Yup, it’s time to blame the mutant but as the novel progresses, it becomes clear to Teagan, who is innocent, to her team, who are divided at first on her avowed innocence or otherwise and to friends like Nic and L.A. at large, that there is someone else out there making trouble.
Unleash the hounds of PK war.
What unfolds in The Girl Who Could Move Sh*t With Her Mind is a rollicking, action-packed, quip-heavy thrill ride in which Teagan and her team have 24 exhausting hours to find out who’s killing people around L.A. with steel rebars.
It is wildly, imaginatively intense, hilarious and sad, painful and empowering, a contradictory bonanza of just about everything coming together in one manic day and night which keeps you gripped, absolutely, fantastically gripped, from the first full speed ahead page to the thrilling, there’s-a-sequel-in-the-offing ending. (There is, in fact, a second book in the so-called Frost Files on the way, with Random Sh*t Flying Through the Air due sometime around June this year.)
“I throw out my PK energy, looking for something to grab on to. But I’m not supercharged, and they’re too far away. I’m closing the distance, but I’m not going quick enough—Annie is already half inside the van, a third set of hands visible on the door frame, ready to slam it shut. In desperation I grab the first thing I find with my Pk, the lid of a trash can, hurling it at them. It lands a good ten feet short.
‘Annie, no!’ Paul yells.
Annie vanishes inside the van, her screams cut off as the door slams shut. With a squeal of tyres, it accelerates away, roaring into the night.” (P. 311)
A great deal of the joy of reading The Girl Who Could Move Sh*t With Her Mind is spending time with the garrulously irreverent force of nature that is Teagan Frost.
She is, metal-bending hands down one of the most vividly-realised, fun-to-listen-to, emotionally honest protagonists to come leaping from the pages of a book in some time, a character so incandescently fun, grounded and yet viscerally wounded that you are laughing at her quips one minute, marveling at her audacity another right before your heart is yanked from your chest from some genuinely heartfelt admission.
This is a book with action, heart, humour and a sly, cheeky postmodern glint in its eye, one that never takes the foot of the pedal and yet never feels like some emotionally empty hollow race to the finish line.
It is indeed thrilling and exciting in a clock ticking kind of way, but because the characters are so vividly real and engaging and the stakes so palpably affecting and the humanity so transparent, it always feel like everything that happens in the book matters.
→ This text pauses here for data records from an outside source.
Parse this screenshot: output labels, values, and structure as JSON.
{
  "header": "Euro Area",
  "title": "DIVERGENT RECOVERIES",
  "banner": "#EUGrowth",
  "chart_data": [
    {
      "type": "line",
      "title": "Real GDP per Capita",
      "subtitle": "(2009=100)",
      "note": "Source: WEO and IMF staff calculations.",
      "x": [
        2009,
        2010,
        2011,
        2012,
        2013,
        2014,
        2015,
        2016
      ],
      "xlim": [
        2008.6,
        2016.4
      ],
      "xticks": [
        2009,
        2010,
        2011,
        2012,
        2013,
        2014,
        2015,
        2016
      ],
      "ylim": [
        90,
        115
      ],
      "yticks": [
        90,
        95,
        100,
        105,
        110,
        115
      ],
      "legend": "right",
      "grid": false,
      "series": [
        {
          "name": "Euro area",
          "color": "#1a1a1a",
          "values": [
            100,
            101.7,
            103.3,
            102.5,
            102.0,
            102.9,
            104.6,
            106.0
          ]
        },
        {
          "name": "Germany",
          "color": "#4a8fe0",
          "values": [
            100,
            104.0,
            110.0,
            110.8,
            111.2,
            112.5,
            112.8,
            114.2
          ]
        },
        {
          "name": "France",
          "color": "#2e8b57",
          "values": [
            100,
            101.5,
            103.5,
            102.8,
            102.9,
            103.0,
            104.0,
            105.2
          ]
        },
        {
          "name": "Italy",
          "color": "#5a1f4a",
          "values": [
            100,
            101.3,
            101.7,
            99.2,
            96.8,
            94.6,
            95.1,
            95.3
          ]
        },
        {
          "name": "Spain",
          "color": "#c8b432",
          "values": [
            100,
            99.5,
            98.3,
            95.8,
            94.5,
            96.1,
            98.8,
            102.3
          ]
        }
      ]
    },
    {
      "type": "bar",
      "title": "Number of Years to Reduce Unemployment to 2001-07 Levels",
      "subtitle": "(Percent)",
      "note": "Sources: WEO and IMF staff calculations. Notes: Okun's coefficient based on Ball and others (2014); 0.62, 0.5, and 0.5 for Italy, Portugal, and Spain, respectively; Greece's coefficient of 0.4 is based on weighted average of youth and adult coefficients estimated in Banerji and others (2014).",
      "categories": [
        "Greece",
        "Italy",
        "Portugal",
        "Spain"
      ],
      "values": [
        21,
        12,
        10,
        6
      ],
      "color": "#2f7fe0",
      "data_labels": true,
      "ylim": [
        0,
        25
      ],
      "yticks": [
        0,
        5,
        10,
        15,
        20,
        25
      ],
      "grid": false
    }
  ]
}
It doesn’t matter whether it’s an apartment, or two, being psychokinetically pulled to pieces, or office chairs with people in it hurtling down 82 floors from the top of an L.A. skyscraper or a desperate evasive chase from an LAPD helicopter, The Girl Who Could Move Sh*t With Her Mind makes it clear that real people are being affected in real ways, meaning while the action is full-on and edge-of-your-seat thrilling, it always feels like every single act, violent or not, really matters.
Really, really matters.
The Girl Who Could Move Sh*t With Her Mind is that perfect member of the superhero, urban sci-fi genre that comes replete with everything you want from a book like this but which beats furiously, cleverly and hilariously with though and insight, humanity and heart and characters whose welfare matters to you so much that you feel so invested in their welfare that the temptation to jump into the page and held them is near overwhelming.
It’s testament to the veracity and immediacy of Ford’s writing that you feel, even right up to the end, that you could this, something that can’t be said for every story in this well-trafficked genre.